In its July assessment of the world economy, a United Nations
economic department concludes that the global economy will grow by
a 2-1/2 percent annual rate this year and 3 percent next year.
Economic strength in the United States will provide enough energy
to boost the economies of Western Europe and Japan, which are
slowly moving out of recession.
For the second consecutive year, the UN Department for Economic
and Social Information and Policy Analysis expects the vibrant
countries of Southeast Asia to lead the world in growth, headed by
China with a 10 percent increase in gross domestic product.
"I think it adds up to a period of gradual return to more
normal growth from the period of low growth in the 1990s," says
William Cline, a senior fellow at the Institute for International
Economics in Washington.
Despite this economic growth, unemployment will remain at record
highs, the Paris-based Organization of Economic Cooperation and
Development (OECD) predicts in a report issued July 19. The report
forecasts that unemployment this year among the 25 nations that are
members of the OECD will be 8.5 percent, or about 35 million
people. Next year, however, the OECD expects unemployment to fall
to 8.3 percent.
The key factors determining the shape of the world economy over
the next 18 months will be the strength of the recovery in Europe
and Japan, according to economist Michael Aho of Prudential
Securities Inc. in New York.
Europe's recovery will depend on the Bundesbank, Germany's
central bank. "When they cut interest rates, everyone follows,"
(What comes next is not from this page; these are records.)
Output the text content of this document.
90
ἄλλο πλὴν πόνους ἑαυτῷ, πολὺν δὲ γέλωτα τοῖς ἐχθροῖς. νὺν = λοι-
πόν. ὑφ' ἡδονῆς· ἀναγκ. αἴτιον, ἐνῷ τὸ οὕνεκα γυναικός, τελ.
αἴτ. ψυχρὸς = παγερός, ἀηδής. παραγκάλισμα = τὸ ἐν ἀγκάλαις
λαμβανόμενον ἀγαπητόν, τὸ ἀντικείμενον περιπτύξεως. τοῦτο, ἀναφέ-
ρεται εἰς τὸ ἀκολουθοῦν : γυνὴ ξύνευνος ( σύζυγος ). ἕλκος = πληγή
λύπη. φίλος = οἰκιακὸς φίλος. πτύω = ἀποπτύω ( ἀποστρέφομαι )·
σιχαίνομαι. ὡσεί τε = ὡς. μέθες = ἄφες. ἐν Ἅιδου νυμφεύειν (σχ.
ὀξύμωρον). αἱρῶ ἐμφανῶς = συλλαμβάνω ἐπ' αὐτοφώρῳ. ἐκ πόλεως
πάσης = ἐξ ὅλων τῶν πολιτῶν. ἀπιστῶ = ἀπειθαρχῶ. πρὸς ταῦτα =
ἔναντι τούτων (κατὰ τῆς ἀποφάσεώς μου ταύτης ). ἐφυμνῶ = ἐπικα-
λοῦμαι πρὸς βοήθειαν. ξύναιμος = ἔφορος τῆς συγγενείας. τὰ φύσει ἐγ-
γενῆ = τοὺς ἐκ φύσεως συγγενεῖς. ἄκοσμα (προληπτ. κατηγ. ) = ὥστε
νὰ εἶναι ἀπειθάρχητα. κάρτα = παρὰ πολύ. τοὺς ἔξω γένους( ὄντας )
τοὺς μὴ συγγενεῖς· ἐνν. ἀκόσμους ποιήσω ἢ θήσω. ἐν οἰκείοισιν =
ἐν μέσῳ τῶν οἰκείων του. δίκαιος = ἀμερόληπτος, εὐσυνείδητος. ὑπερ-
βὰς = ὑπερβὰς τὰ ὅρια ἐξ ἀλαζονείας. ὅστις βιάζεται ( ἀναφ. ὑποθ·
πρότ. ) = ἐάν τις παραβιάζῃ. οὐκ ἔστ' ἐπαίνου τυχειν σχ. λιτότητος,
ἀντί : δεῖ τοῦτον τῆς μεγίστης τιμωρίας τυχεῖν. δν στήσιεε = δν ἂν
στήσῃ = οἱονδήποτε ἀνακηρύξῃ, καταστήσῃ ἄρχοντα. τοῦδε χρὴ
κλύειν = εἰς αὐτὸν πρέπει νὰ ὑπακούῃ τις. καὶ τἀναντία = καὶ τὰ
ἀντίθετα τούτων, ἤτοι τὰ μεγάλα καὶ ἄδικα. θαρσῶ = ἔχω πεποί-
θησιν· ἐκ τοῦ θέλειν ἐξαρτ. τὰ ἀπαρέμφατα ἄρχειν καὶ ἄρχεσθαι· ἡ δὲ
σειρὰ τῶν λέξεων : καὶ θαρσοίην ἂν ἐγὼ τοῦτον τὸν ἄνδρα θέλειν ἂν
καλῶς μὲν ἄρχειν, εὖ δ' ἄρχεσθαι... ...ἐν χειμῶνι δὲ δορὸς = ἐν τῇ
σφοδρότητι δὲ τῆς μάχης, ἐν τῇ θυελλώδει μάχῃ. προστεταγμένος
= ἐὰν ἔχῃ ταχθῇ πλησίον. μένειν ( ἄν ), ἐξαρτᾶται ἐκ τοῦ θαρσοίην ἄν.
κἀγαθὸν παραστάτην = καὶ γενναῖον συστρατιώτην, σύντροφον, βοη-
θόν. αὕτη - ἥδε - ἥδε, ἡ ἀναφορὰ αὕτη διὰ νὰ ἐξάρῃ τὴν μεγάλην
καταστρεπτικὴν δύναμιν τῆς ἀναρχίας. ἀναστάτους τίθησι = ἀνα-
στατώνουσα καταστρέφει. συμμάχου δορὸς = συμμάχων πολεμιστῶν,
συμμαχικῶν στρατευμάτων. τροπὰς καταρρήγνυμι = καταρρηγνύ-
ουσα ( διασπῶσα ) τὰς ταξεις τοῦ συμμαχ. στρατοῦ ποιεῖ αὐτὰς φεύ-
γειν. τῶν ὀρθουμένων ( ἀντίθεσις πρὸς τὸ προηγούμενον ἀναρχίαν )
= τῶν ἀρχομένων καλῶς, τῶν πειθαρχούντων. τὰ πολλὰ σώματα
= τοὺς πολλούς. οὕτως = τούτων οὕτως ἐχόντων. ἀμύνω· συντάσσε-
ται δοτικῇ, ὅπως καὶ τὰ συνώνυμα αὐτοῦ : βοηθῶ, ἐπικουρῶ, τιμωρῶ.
says Mr. Aho, who estimates that Germany will grow by 2 percent
this year and 2.5 percent in 1995. "It's not a barn burner but
it's better than the last two to three years."
Japan's fragile recovery
Aho describes the Japanese economic recovery as "fragile." At
a time when the country's economy is teetering between recovery and
recession, "Clinton is beating them over the head on trade, so the
recovery is very precarious," he says.
The fastest growth will be in Asia, particularly China, which
grew at 13 percent in 1993. Mr. Cline says he wonders if China will
start to experience imbalances because of the surging growth.
"There are inflationary pressures, income differences among
provinces, and trade issues," he explains.
For example, as Chinese manufacturing becomes a larger part of
international trade, there will be pressure for China to join the
General Agreement on Tariffs and Trade, which sets the ground rules
for international trade. "At some point, the world has to come to
terms with how it absorbs China," Cline says.